Friday, August 11, 2006

Leaping Green Spirits

I can't believe the fir trees! - their stately roots and grand aspirations. It's like an open-air church, a green cathedral, a six-acre amphitheatre for God. The place inspires in me a thankful kind of prayer, and for someone who usually prays for things like comfort and salty snacks and new Claire Danes movies, that's saying a lot.

My brother Trevor, a real estate agent, took me on a magical mystery tour of some local properties for sale this afternoon, and the final property we looked at was God-given.

We had seen mansions mounted on steep hillsides overlooking the Puget Sound, prairie manors framed by backgrounds of deciduous trees, and ancient ruins of rural meth labs squatting in puddles of mud. None of it really worked. I don't want a perfectly-trimmed yard with twiggy saplings planted on the perimeter, and I don't want a tick-infested marsh with chunks of cement thrown in as stepping stones to the doorframe without a door.

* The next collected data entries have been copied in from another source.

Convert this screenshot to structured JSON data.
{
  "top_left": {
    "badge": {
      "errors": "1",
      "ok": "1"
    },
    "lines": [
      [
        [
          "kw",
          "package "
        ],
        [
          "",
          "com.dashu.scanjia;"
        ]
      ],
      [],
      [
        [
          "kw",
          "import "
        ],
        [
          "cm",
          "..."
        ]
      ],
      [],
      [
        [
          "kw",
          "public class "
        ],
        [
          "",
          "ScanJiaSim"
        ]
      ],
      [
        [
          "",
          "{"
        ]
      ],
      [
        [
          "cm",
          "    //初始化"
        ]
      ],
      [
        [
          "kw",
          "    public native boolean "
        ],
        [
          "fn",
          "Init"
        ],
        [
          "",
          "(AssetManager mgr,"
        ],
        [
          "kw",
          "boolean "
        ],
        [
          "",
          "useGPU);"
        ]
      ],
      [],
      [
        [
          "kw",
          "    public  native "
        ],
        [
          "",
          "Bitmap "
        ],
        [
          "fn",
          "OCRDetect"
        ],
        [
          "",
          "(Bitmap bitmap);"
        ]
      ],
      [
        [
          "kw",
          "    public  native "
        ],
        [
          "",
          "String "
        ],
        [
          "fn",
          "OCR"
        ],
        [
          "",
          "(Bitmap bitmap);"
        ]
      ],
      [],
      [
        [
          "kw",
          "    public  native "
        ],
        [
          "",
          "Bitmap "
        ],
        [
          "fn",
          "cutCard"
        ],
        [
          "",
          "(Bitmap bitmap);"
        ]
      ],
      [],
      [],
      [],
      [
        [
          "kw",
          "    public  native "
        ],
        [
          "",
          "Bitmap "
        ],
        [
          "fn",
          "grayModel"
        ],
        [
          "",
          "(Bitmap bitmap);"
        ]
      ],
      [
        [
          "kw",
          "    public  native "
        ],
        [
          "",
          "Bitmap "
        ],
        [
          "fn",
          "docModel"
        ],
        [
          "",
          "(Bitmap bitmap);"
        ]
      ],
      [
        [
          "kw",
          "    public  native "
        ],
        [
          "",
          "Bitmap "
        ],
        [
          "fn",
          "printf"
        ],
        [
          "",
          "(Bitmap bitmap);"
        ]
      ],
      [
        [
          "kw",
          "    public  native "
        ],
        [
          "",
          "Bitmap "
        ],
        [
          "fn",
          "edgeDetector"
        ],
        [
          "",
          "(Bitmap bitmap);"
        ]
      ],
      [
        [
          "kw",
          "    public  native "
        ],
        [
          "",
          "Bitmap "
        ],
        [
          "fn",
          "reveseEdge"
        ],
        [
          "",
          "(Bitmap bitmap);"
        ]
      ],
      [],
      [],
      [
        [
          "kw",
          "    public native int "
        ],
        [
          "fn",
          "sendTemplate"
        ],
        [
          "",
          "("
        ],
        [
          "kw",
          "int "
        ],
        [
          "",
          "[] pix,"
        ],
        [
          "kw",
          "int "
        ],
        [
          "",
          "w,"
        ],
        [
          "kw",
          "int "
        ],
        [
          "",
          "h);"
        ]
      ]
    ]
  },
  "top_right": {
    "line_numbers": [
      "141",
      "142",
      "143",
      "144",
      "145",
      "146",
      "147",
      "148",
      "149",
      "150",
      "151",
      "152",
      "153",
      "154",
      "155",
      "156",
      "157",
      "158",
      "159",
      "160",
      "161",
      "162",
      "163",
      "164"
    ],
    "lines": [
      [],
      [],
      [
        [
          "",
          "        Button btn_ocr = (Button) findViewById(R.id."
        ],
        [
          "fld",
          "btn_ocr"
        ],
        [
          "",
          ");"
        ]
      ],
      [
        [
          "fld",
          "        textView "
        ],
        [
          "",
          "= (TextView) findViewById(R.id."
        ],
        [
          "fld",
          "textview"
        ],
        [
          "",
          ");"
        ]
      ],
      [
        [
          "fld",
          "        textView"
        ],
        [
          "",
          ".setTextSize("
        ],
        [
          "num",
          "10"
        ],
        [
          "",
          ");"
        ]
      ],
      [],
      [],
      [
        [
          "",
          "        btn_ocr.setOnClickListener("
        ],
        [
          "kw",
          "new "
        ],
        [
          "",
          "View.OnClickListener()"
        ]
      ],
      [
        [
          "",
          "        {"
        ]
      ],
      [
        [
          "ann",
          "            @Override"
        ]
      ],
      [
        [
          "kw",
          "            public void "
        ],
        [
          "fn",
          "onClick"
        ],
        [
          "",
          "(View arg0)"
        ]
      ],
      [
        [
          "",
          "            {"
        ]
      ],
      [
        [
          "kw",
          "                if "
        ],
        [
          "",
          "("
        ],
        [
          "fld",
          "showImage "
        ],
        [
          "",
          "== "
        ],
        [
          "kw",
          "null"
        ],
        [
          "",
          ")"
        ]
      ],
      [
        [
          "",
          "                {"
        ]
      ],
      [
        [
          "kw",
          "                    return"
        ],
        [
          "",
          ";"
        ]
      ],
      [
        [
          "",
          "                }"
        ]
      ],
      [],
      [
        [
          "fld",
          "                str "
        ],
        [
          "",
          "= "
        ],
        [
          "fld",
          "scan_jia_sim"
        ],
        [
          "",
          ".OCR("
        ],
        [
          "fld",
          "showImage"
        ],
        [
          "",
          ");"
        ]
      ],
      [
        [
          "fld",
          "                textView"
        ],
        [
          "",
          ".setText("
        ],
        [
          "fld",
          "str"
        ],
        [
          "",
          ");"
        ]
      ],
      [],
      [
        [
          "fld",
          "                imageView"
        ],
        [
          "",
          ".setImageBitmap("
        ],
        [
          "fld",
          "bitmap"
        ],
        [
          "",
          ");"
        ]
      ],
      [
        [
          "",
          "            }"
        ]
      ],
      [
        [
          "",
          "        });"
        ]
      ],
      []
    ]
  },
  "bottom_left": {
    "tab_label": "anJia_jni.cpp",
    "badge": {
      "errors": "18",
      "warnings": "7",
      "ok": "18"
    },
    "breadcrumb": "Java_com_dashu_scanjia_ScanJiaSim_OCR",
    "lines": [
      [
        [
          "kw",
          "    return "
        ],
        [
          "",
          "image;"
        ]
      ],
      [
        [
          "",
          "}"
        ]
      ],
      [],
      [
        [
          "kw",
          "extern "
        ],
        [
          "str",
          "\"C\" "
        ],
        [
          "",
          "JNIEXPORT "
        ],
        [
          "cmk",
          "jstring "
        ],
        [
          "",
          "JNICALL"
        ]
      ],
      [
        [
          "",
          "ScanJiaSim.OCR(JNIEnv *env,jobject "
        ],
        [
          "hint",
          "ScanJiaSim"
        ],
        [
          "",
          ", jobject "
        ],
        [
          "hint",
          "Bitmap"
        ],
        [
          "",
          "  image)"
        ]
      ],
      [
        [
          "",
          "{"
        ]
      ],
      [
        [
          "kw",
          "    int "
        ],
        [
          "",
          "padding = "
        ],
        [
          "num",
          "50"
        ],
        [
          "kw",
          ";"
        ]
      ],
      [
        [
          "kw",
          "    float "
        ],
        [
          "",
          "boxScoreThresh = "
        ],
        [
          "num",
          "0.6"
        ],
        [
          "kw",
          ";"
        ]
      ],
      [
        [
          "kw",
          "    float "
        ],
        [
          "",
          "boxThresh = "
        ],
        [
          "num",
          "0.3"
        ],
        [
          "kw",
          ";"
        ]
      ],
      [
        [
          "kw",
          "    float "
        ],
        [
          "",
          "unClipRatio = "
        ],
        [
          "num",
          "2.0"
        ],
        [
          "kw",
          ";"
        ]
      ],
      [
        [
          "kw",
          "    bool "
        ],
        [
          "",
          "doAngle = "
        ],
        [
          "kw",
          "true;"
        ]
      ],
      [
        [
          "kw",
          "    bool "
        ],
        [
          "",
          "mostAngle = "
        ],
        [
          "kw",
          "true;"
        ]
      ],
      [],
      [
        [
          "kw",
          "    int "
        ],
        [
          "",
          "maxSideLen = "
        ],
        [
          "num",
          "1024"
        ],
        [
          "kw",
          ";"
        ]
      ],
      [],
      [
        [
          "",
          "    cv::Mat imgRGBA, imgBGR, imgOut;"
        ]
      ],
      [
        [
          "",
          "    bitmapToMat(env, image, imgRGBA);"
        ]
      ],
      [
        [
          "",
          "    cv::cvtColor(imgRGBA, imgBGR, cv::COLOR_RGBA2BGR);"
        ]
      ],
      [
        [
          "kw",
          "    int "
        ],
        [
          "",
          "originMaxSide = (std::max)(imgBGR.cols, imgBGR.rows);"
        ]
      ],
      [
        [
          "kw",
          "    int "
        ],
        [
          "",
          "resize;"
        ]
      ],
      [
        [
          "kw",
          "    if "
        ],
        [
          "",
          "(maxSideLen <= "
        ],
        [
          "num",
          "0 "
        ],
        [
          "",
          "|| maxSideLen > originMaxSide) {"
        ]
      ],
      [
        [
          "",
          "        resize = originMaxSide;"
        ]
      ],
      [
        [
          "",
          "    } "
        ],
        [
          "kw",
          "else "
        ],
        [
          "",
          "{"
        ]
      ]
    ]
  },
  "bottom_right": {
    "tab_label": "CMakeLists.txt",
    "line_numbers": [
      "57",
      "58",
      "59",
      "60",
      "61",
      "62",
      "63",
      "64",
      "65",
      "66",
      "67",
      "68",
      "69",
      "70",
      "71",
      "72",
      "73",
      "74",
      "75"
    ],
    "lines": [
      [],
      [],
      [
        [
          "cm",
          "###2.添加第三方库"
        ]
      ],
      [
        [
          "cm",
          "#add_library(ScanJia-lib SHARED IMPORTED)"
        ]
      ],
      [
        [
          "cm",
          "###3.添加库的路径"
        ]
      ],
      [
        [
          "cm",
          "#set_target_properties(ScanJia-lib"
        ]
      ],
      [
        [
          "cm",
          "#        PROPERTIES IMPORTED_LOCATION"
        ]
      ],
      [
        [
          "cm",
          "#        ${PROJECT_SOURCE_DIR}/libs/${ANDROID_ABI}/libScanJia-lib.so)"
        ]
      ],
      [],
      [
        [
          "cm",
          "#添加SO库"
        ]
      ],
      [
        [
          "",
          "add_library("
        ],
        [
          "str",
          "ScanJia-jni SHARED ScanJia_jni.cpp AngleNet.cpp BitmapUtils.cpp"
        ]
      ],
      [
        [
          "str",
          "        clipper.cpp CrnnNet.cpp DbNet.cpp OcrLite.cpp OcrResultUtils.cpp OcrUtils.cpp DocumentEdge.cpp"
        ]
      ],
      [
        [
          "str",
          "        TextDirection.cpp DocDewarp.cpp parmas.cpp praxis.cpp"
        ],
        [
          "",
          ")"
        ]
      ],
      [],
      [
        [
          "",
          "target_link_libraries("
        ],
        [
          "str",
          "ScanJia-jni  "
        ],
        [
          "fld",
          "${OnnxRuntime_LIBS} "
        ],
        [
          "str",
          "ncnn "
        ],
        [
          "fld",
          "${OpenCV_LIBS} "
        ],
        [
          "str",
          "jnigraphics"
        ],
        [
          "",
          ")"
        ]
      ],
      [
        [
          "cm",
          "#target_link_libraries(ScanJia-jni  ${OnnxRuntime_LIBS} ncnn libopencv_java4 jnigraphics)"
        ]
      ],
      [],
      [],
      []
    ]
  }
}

Something between desolate and decadent would be nice.

And then, miraculously, we found it.

I can't even get my arms around some of the trees on this place, and that is just one of the perks. There's a treehouse in the willows overlooking the creek and a roomy single-wide trailer on the hill and a tire swing dangling from the largest apple tree I've ever seen. And the current owners are nice! They don't collect satellite dishes in the front yard, and they have matching old-people bikes leaning on the front-yard fence and his-and-her galoshes lined up on the front porch.

"This is it," I say to Trevor, "Imagine it. Owls cooing at night, hens clucking in the coop in the morning, the stream gurgling all hours of the day. This is it! But how am I going to afford it? I can't afford $160,000."

"Don't worry about making your payments," he answers. "If it comes down to it, you can harvest this baby for sixty grand, easy."